Line extensions and Americans’ unremitting thirst for energy and variety continue to power the energy drink category.

Convenience store sales of energy drinks totaled $8.4 billion in 2017 and the segment is expected to register a compound annual growth rate (CAGR) of 3.6% during the period 2018-2023, according to market research firm Mordor Intelligence. The market for these beverages has experienced robust growth in recent years as consumers have sought alternatives to carbonated soft drinks.

While soda sales have steadily declined as more Americans shun sugary drinks, they continue to turn to energy drinks as a pick-me-up.

Retail sales of energy drinks in the U.S. have spiked 25% since 2012 to $11.7 billion last year, according to Euromonitor International data.

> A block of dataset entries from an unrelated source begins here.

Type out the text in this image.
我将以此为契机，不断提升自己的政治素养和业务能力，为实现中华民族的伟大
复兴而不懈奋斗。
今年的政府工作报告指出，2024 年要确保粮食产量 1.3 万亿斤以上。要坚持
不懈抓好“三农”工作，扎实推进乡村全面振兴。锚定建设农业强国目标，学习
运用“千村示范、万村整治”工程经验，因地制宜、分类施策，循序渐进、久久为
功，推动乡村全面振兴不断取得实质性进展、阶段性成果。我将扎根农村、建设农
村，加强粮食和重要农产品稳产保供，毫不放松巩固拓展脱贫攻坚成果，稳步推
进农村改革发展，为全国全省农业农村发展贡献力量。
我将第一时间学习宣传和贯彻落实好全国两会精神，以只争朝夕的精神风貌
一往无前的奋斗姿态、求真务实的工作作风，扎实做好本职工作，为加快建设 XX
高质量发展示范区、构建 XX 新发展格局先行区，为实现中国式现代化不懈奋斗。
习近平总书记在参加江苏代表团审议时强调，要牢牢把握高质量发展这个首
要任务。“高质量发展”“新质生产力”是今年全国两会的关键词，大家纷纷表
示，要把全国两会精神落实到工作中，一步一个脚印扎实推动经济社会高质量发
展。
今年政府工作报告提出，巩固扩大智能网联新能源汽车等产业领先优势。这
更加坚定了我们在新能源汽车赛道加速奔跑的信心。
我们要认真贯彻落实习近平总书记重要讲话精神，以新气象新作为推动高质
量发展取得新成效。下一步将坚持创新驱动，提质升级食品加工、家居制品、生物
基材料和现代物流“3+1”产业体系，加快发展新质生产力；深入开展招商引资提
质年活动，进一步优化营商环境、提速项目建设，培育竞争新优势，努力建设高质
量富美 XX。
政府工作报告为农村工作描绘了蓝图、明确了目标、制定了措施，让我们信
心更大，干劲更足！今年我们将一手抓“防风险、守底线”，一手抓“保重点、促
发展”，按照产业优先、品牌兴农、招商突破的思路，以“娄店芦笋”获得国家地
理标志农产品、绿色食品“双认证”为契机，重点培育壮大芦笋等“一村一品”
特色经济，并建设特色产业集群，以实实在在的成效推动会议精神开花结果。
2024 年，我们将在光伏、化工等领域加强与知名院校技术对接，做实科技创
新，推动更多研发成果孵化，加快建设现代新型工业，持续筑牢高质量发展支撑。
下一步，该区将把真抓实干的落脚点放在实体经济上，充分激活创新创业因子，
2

“Energy drinks continue to have healthy growth, while energy shots have flattened out a bit,” said Gary Hemphill, managing director of research for Beverage Marketing Corp. (BMC) in New York City. “Overall refreshment beverages have seen slower growth in 2017 than in 2016.” BMC expects continued solid growth in energy drinks, and likely continued softness in shots.

BRAND LOYALTY
“I would say we do fairly well with energy drinks,” said David Kraning, president of the four-unit K&B Kwik Stop in Pocatello, Idaho. Interestingly, he compared the category’s consumer dynamics to those of pipe tobacco.

“We have our customers who are brand loyal, and then you’ve got your customers who are price loyal,” Kraning observed. “You’ve got the ones who are diehard Monster fans and nothing else, and then you’ve got others for Rockstar, which is very competitively priced. Almost every other week, it seems they are running on special, and you can get Rockstar around $1.39.”

Monster Beverage Inc. has been enjoying stellar market momentum.

“We believe that Monster is increasingly benefiting from trade-down,” agreed Vivien Azer, managing director and senior research analyst for Cowen and Co. “Our cautious view on the lower-income consumer keeps us constructive on share gains in core energy.”
K&B Kwik Stop is able to maintain that favorable pricing because its area Monster distributor offers pallet purchasing.

Energy is Monster’s biggest sales driver—Java, Rehab, Ultra, Hydro and Mutant are several of the top-selling Monster brands—but the company also offers tea, juice, water, coffee and zero-calorie energy drinks. It’s planning to expand coffee and juice flavors in 2018.

K&B stores dedicates six of its 12-14 cooler doors to energy drinks, soda, waters and non-alcoholic non-dairy beverages.

“I would say probably about 20% of it’s dedicated to energy,” said Kraning. “I think that as they introduce new flavors and new things it might go up a little bit. We might try and fit in a few more facings, and maybe cut down on facings of other things.”

Kraning credited beverage companies with keeping the momentum going through continual line extensions. “They are always introducing new flavors and tweaking things.”